The U.S. higher education system has a reputation for being prestigious and incredibly rewarding. Pursuing quality higher education is one of the most exciting prospects for any high-schooler in the U.S. or on the way there. However, those who are not familiar with the American schooling system may struggle to understand the layout. Here, we seek to guide prospective students and demystify the available options.
There are two main types of colleges in the U.S. that you can apply to after finishing high school:
Community Colleges: Community colleges are local, public colleges that provide two-year degree programs. They are also popularly known as two-year colleges. Community colleges may seem like a smaller, easier-to-pursue option because the majority of them have an open-enrollment policy. But their benefits are ample. Community colleges are (relatively speaking) much more affordable. They’re also very flexible, giving you ample time to work and save. The class sizes are small, so the feeling is one of community and the atmosphere promotes individual attention.
Community college also need not be the end of your post-high-school education. Many students start out at a community college, take the time to understand what they truly want from their bachelor’s degree, and then transfer to a college or university for a four-year degree, with their community college credits intact and counting toward the requirements for their bachelor’s.
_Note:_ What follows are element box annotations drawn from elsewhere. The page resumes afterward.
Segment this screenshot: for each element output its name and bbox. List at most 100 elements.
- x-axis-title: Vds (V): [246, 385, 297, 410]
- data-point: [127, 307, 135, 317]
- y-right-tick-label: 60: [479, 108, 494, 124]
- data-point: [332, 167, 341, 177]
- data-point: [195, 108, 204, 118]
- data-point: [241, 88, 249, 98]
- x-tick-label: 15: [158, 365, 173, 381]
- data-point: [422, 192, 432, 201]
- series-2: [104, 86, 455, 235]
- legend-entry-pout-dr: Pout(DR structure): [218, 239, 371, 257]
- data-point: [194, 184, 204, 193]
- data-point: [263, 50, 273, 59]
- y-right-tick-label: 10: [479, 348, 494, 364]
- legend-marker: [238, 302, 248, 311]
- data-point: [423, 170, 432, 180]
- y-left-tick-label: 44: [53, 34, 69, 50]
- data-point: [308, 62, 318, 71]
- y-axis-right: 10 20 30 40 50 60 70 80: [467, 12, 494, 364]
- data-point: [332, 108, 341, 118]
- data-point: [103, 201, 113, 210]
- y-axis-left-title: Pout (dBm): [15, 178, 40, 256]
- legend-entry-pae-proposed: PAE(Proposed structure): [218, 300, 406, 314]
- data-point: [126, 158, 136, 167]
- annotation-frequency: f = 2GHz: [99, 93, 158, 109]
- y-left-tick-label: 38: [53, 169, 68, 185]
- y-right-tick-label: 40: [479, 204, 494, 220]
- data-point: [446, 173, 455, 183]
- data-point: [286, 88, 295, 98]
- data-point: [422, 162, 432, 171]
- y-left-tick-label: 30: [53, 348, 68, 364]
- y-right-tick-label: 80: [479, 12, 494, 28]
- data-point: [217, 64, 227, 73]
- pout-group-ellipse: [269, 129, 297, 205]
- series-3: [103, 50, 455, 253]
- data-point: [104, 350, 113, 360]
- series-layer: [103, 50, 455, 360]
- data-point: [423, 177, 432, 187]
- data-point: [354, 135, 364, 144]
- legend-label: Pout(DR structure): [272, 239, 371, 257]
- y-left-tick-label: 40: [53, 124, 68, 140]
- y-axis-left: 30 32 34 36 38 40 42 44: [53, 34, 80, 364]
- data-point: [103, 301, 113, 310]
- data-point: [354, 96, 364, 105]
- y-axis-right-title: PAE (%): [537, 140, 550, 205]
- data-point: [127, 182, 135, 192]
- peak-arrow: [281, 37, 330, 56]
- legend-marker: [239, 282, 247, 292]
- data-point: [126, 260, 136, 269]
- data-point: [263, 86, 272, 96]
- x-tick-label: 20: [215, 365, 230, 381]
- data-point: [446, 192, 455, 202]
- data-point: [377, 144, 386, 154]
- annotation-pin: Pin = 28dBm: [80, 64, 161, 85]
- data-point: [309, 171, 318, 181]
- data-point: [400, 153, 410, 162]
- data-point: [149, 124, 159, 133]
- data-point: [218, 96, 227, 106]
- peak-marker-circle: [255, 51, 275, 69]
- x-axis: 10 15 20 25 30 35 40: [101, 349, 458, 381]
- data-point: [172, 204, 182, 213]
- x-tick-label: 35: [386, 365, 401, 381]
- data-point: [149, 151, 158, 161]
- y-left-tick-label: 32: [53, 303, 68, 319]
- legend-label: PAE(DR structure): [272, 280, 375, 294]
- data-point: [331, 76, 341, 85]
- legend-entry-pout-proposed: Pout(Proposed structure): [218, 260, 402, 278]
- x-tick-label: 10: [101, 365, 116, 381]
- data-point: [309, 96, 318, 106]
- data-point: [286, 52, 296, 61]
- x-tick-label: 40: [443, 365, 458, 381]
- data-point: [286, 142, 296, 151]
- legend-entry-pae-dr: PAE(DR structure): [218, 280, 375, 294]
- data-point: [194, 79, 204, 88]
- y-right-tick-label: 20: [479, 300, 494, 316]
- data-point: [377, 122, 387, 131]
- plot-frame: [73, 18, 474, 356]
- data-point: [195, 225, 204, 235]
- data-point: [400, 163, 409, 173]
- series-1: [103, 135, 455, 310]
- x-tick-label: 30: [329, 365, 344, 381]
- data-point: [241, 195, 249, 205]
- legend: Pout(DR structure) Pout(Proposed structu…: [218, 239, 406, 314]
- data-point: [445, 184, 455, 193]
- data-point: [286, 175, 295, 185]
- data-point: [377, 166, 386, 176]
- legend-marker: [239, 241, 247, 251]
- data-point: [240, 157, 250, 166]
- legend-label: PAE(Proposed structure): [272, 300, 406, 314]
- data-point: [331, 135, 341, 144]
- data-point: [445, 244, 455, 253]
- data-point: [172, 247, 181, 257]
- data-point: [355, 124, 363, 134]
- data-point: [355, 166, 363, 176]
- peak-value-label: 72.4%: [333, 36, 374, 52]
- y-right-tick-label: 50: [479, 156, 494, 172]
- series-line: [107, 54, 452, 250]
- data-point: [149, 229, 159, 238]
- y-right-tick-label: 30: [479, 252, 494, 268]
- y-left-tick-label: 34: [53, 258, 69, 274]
College and Universities: When people talk about the “college of their dreams”, they’re usually referring to a four-year bachelor’s degree program at a college or at an undergraduate college that is part of a university. Eight high-end universities with extremely selective admissions procedures form the “Ivy League” and enjoy a reputation as the best of the best.
The college and university category has further subsets. The first of these is the Liberal Arts Colleges. What characterizes them is their small size and the fact that they focus only on undergraduate courses.
The other would be the National Universities. They encompass a whole range of bachelor’s degrees, master’s degrees, and Ph.D. programs.
Because every university has its own criteria, it is very important to do your research to understand which one would fit you best—especially as an international student. Some universities have a more open diversity criterion, while others may not. Most universities also require you to take a nationally recognized standardized test, either the SAT or the ACT (or both, depending on the criteria).
The SAT (Scholastic Aptitude Test) is an evaluation exam that allows a common score for universities to judge your performance and readiness to join a college or university. The ACT (American College Test) is a similar assessment test with the same purpose. The differences between them are quite specific. The ACT devotes one entire section to science, while the SAT does not. The SAT also happens to be longer than the ACT. The scoring scales are also not the same. Which of the tests you should take depends on the requirements of the college or university in question.
While your academic record is, of course, important, universities dig deeper these days. Your extracurriculars, hobbies, passions, experience, and internships all come together to build your case for admission. It is thus very important to build and improve on your portfolio as you get closer to finding your college. It is even more important to list out your wants and needs from your college degree before you decide on a school to attend. This way, you can optimize your resources and maximize your chances.